Широта культурного кругозора Левинсона-критика в первые годы эмиграции не отвлекала его от весьма актуальных в то время поисков общей стратегии выживания и развития русского искусства за границей. Свои выводы на этот счет он предлагал читателям: «Какое же искусство мы назовем русским? То ли, что создано мастерами, русскими по крови? Едва ли. <…> Историю и характеристику русской школы <…> не построить ни на племенных, ни на территориальных признаках. Рационализировать ее пока невозможно. Но мы видим отчетливо, что ее бытие есть нечто реальное, а не мистически лишь сущее. <…> Что же делать нам, выведенным на Запад скорбными путями изгнания? Вновь обозреть и проверить наше преемственное достояние, сопоставить его с шедеврами европейского искусства, ознакомить с ним иностранцев»[523].
Именно в этой формуле кроется уникальный для Зарубежной России феномен творческой приспособляемости самого Левинсона, избравшего судьбу посредника и коммуникатора между русской и западной культурными традициями[524]. Успеху в этом непростом предприятии способствовало уникальное сочетание его личных качеств и дарований. Блестящее знание важнейших европейских языков давало свободу самовыражения, а дар эссеиста и авторитет эксперта во всех без исключения областях искусства открыли перед Левинсоном двери редакций ведущих газет и журналов Парижа (газеты «Коммедия», «Тан», «Ле нувель литтерер», «Же сюи парту», журналы «Кандид», «Арт мантли» и др.) и многократно расширили круг его аудитории. Его «статьи <…> удивили многих читателей, знающих, что автор их не француз, удивили чутьем слова, точной, безукоризненно построенной фразой, какие указывал он французским переводчикам в своих переводных трудах, не нашедшим словосочетаний, оборотов, фразопостроений, какие нашел в своем огромном лексиконе этот чужеземный критик»[525].
Еще одна грань творческой личности Левинсона, принесшая ему необычайный успех в Париже, – талант лектора.

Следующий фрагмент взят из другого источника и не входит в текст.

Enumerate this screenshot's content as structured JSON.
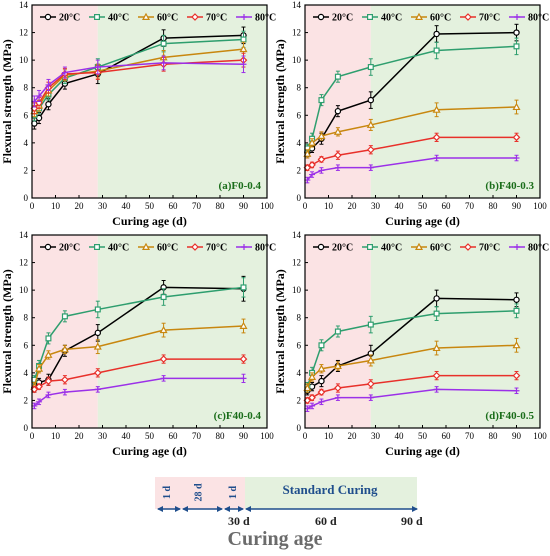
{
  "colors": {
    "20": "#000000",
    "40": "#2e9e6e",
    "60": "#c8870f",
    "70": "#e8302a",
    "80": "#9b30e8",
    "pink": "#fbe3e4",
    "green": "#e4f1de",
    "timelineText": "#1f4e8c"
  },
  "chart_data": [
    {
      "type": "line",
      "label": "(a)F0-0.4",
      "xlabel": "Curing age (d)",
      "ylabel": "Flexural strength (MPa)",
      "xlim": [
        0,
        100
      ],
      "ylim": [
        0,
        14
      ],
      "xticks": [
        0,
        10,
        20,
        30,
        40,
        50,
        60,
        70,
        80,
        90,
        100
      ],
      "yticks": [
        0,
        2,
        4,
        6,
        8,
        10,
        12,
        14
      ],
      "legend": "top",
      "x": [
        1,
        3,
        7,
        14,
        28,
        56,
        90
      ],
      "series": [
        {
          "name": "20°C",
          "values": [
            5.4,
            5.8,
            6.8,
            8.3,
            9.0,
            11.6,
            11.8
          ],
          "err": [
            0.4,
            0.4,
            0.4,
            0.4,
            0.7,
            0.6,
            0.6
          ]
        },
        {
          "name": "40°C",
          "values": [
            6.0,
            6.5,
            7.5,
            8.7,
            9.5,
            11.2,
            11.5
          ],
          "err": [
            0.4,
            0.4,
            0.4,
            0.4,
            0.6,
            0.6,
            0.6
          ]
        },
        {
          "name": "60°C",
          "values": [
            6.3,
            6.7,
            7.8,
            8.9,
            9.2,
            10.2,
            10.8
          ],
          "err": [
            0.4,
            0.4,
            0.4,
            0.4,
            0.5,
            0.5,
            0.5
          ]
        },
        {
          "name": "70°C",
          "values": [
            6.5,
            6.9,
            8.0,
            9.0,
            9.1,
            9.7,
            10.0
          ],
          "err": [
            0.4,
            0.4,
            0.4,
            0.4,
            0.5,
            0.5,
            0.5
          ]
        },
        {
          "name": "80°C",
          "values": [
            7.0,
            7.4,
            8.2,
            9.1,
            9.5,
            9.8,
            9.7
          ],
          "err": [
            0.4,
            0.4,
            0.4,
            0.4,
            0.5,
            0.5,
            0.6
          ]
        }
      ]
    },
    {
      "type": "line",
      "label": "(b)F40-0.3",
      "xlabel": "Curing age (d)",
      "ylabel": "Flexural strength (MPa)",
      "xlim": [
        0,
        100
      ],
      "ylim": [
        0,
        14
      ],
      "xticks": [
        0,
        10,
        20,
        30,
        40,
        50,
        60,
        70,
        80,
        90,
        100
      ],
      "yticks": [
        0,
        2,
        4,
        6,
        8,
        10,
        12,
        14
      ],
      "legend": "top",
      "x": [
        1,
        3,
        7,
        14,
        28,
        56,
        90
      ],
      "series": [
        {
          "name": "20°C",
          "values": [
            3.3,
            3.6,
            4.3,
            6.3,
            7.1,
            11.9,
            12.0
          ],
          "err": [
            0.3,
            0.3,
            0.4,
            0.4,
            0.6,
            0.6,
            0.6
          ]
        },
        {
          "name": "40°C",
          "values": [
            3.6,
            4.3,
            7.1,
            8.8,
            9.5,
            10.7,
            11.0
          ],
          "err": [
            0.3,
            0.4,
            0.4,
            0.4,
            0.6,
            0.6,
            0.6
          ]
        },
        {
          "name": "60°C",
          "values": [
            3.2,
            4.0,
            4.5,
            4.8,
            5.3,
            6.4,
            6.6
          ],
          "err": [
            0.3,
            0.3,
            0.3,
            0.3,
            0.4,
            0.5,
            0.5
          ]
        },
        {
          "name": "70°C",
          "values": [
            2.2,
            2.4,
            2.8,
            3.1,
            3.5,
            4.4,
            4.4
          ],
          "err": [
            0.2,
            0.2,
            0.2,
            0.3,
            0.3,
            0.3,
            0.3
          ]
        },
        {
          "name": "80°C",
          "values": [
            1.3,
            1.7,
            2.0,
            2.2,
            2.2,
            2.9,
            2.9
          ],
          "err": [
            0.2,
            0.2,
            0.2,
            0.2,
            0.2,
            0.2,
            0.2
          ]
        }
      ]
    },
    {
      "type": "line",
      "label": "(c)F40-0.4",
      "xlabel": "Curing age (d)",
      "ylabel": "Flexural strength (MPa)",
      "xlim": [
        0,
        100
      ],
      "ylim": [
        0,
        14
      ],
      "xticks": [
        0,
        10,
        20,
        30,
        40,
        50,
        60,
        70,
        80,
        90,
        100
      ],
      "yticks": [
        0,
        2,
        4,
        6,
        8,
        10,
        12,
        14
      ],
      "legend": "top",
      "x": [
        1,
        3,
        7,
        14,
        28,
        56,
        90
      ],
      "series": [
        {
          "name": "20°C",
          "values": [
            2.9,
            3.3,
            3.5,
            5.6,
            6.9,
            10.2,
            10.1
          ],
          "err": [
            0.3,
            0.3,
            0.4,
            0.4,
            0.6,
            0.5,
            0.9
          ]
        },
        {
          "name": "40°C",
          "values": [
            3.5,
            4.5,
            6.5,
            8.1,
            8.6,
            9.5,
            10.2
          ],
          "err": [
            0.3,
            0.4,
            0.4,
            0.4,
            0.6,
            0.6,
            0.7
          ]
        },
        {
          "name": "60°C",
          "values": [
            3.0,
            4.3,
            5.3,
            5.7,
            5.9,
            7.1,
            7.4
          ],
          "err": [
            0.3,
            0.3,
            0.3,
            0.3,
            0.5,
            0.5,
            0.5
          ]
        },
        {
          "name": "70°C",
          "values": [
            2.8,
            3.0,
            3.4,
            3.5,
            4.0,
            5.0,
            5.0
          ],
          "err": [
            0.2,
            0.2,
            0.3,
            0.3,
            0.3,
            0.3,
            0.3
          ]
        },
        {
          "name": "80°C",
          "values": [
            1.6,
            1.9,
            2.4,
            2.6,
            2.8,
            3.6,
            3.6
          ],
          "err": [
            0.2,
            0.2,
            0.2,
            0.2,
            0.2,
            0.2,
            0.3
          ]
        }
      ]
    },
    {
      "type": "line",
      "label": "(d)F40-0.5",
      "xlabel": "Curing age (d)",
      "ylabel": "Flexural strength (MPa)",
      "xlim": [
        0,
        100
      ],
      "ylim": [
        0,
        14
      ],
      "xticks": [
        0,
        10,
        20,
        30,
        40,
        50,
        60,
        70,
        80,
        90,
        100
      ],
      "yticks": [
        0,
        2,
        4,
        6,
        8,
        10,
        12,
        14
      ],
      "legend": "top",
      "x": [
        1,
        3,
        7,
        14,
        28,
        56,
        90
      ],
      "series": [
        {
          "name": "20°C",
          "values": [
            2.7,
            3.0,
            3.4,
            4.5,
            5.4,
            9.4,
            9.3
          ],
          "err": [
            0.3,
            0.3,
            0.4,
            0.4,
            0.6,
            0.6,
            0.5
          ]
        },
        {
          "name": "40°C",
          "values": [
            3.0,
            4.0,
            6.0,
            7.0,
            7.5,
            8.3,
            8.5
          ],
          "err": [
            0.3,
            0.4,
            0.4,
            0.4,
            0.6,
            0.5,
            0.5
          ]
        },
        {
          "name": "60°C",
          "values": [
            2.9,
            3.7,
            4.3,
            4.5,
            4.9,
            5.8,
            6.0
          ],
          "err": [
            0.3,
            0.3,
            0.3,
            0.3,
            0.4,
            0.5,
            0.5
          ]
        },
        {
          "name": "70°C",
          "values": [
            2.0,
            2.2,
            2.6,
            2.9,
            3.2,
            3.8,
            3.8
          ],
          "err": [
            0.2,
            0.2,
            0.2,
            0.3,
            0.3,
            0.3,
            0.3
          ]
        },
        {
          "name": "80°C",
          "values": [
            1.4,
            1.6,
            1.9,
            2.2,
            2.2,
            2.8,
            2.7
          ],
          "err": [
            0.2,
            0.2,
            0.2,
            0.2,
            0.2,
            0.2,
            0.2
          ]
        }
      ]
    }
  ],
  "timeline": {
    "title": "Curing age",
    "seg1": "1 d",
    "seg2": "28 d",
    "seg3": "1 d",
    "standard": "Standard Curing",
    "t30": "30 d",
    "t60": "60 d",
    "t90": "90 d"
  }
}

Много лет, начиная с лета 1922 года, он вел публичные лекции о живописи в Лувре, о русском балете, театре и литературе – в Сорбонне, которые пользовались широкой популярностью у французской околохудожественной публики[526].
При всей широте художественных интересов художественного критика, кинематограф традиционно не входил в круг приоритетов Левинсона, а в русские годы он вообще занимал периферийную область его внимания, не спровоцировав даже на эпизодическое участие в известных диспутах о театре и кинематографе 1910‐х годов. Но тонкое понимание сценического жеста и движения, безукоризненное чувство живописных форм, которыми был отмечен его вкус, типологически были адекватны кинорецепции и без особых натяжек экстраполируются на экранное зрелище. В одной из балетных рецензий 1911 года он, например, отмечал: «…танец и живопись близки друг к другу как объекты драматического восприятия <…>. Если бы заменить все действие “Шехерезады” или “Жар-птицы” умело подобранным рядом живых картин, зритель мог бы с бóльшим спокойствием, более глубоко воспринять необыкновенные красоты композиции и орнаментики, рассыпанные Бакстом и Головиным <…>, отказ от скудного хореографического содержания названных балетов не представляется слишком большой жертвой»[527].